^I'm a little blind on the low end, but the cuts I'm making seem to be making things stand out. I'm boosting 1.5 on the guitars and 4.8 on the snare. Cutting guitars at 160, bass at 80, and kick at 50. Brass is relatively low. Bass is just guitar tuned down, and that's creating all sorts of problems. Compressors on pretty much every track shaving down 3-6 db depending. Bass and kick are a bit more crushed.
This got me to -16.1 with -1db of headroom:
Warning: I'm going to be
brutally honest based on what I heard and measured.
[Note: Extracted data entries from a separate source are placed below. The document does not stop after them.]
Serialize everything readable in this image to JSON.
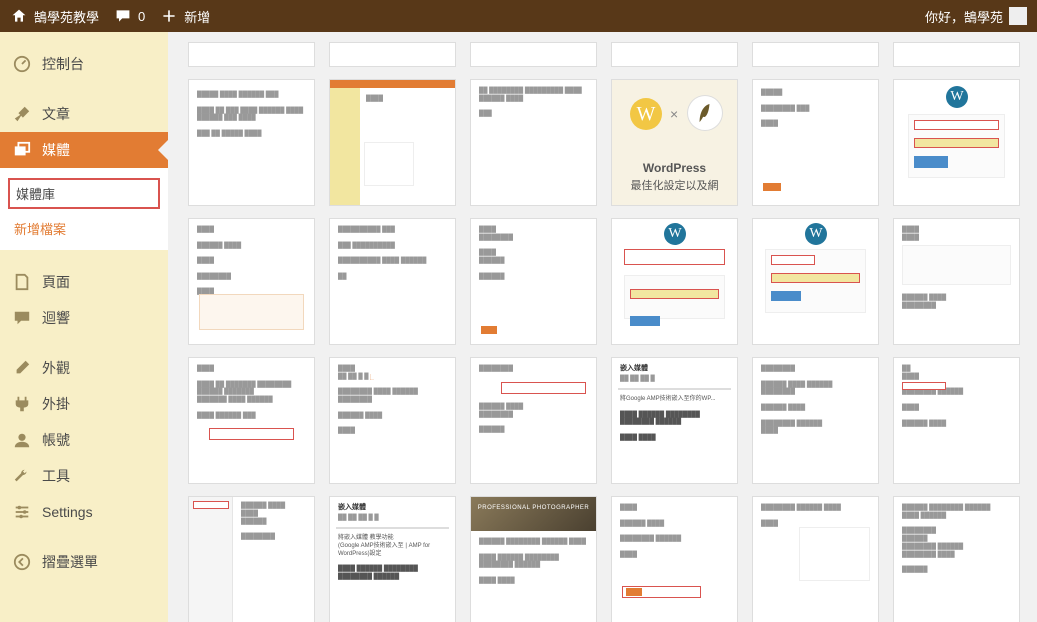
{
  "adminbar": {
    "site_name": "鵠學苑教學",
    "comments_count": "0",
    "new_label": "新增",
    "greeting": "你好，鵠學苑"
  },
  "sidebar": {
    "dashboard": "控制台",
    "posts": "文章",
    "media": "媒體",
    "media_library": "媒體庫",
    "media_new": "新增檔案",
    "pages": "頁面",
    "comments": "迴響",
    "appearance": "外觀",
    "plugins": "外掛",
    "users": "帳號",
    "tools": "工具",
    "settings": "Settings",
    "collapse": "摺疊選單"
  },
  "thumb_texts": {
    "wp_card_line1": "WordPress",
    "wp_card_line2": "最佳化設定以及網"
  }
}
If you can't take serious criticism, please just scroll past or block me, and don't take anything I'm about to say as an attack on you as a person. I honestly don't mean it that way.
I saw a couple comments from you that you screwed up some details (guitar bus, etc.), but....I think either you're misreading your meters or you didn't find all the issues. Something is seriously wrong with something you're doing. It could just be the rendering. If you listened to that track after you bounced it, I think it's in your monitoring.
What, specifically, are you using to listen to this?
Do commercial tracks sound good using the exact same monitoring chain? Or do they sound insanely mid forward and bassy?
Did you accidentally render through SonarWorks, ARC, DiracLive, NX, VSX, or something?
Stereo subwoofers out of phase, maybe?
As for level....that track is pretty much hovering around -16 to -17 with less than a dB of variation in macrodynamics. But, I measure a true peak max of -2.6. It's probably just soundcloud normalization that makes the numbers different.
Nothing you can do with a limiter will fix the problem that the whole track is fortissimo with no variation - that's an arrangement issue, not a technical one. As for the "huge" dynamic range (compared to commercial metal), it seems to me like you're not actually controlling any of the transients....not sure why given some of the things you've said. Maybe you're "afraid" of your limiters?
The big problem, and I mean this in the kindest way I can, is that it sounds like shit.
It's not just that the bass is low. Compared to anything remotely commercial, there's very little content below about 2k, functionally nothing below 100Hz, and a huge/wide peak around 7k. It's nowhere near balanced. It's too wide. It's harsh and grating and almost painful to listen to. I had to go back to it and a reference track because I thought something about my setup was broken at first, but references sound good and meters and ears agree.
Some kind of glitch in rendering seems like the most likely culprit (and you not listening to it on soundcloud). You said it went through the guitar bus...what did you have on the guitar bus?
Start by listening to commercial music the exact same way you're listening to that. It
should sound very, very wrong in the opposite ways I've criticized your mix. If commercial music sounds way wrong (bassy, midrangey, dark), it's your montiors. If commercial music sounds right, it's a rendering glitch (and I'm not convinced you listened to your bounce or soundcloud before you posted it).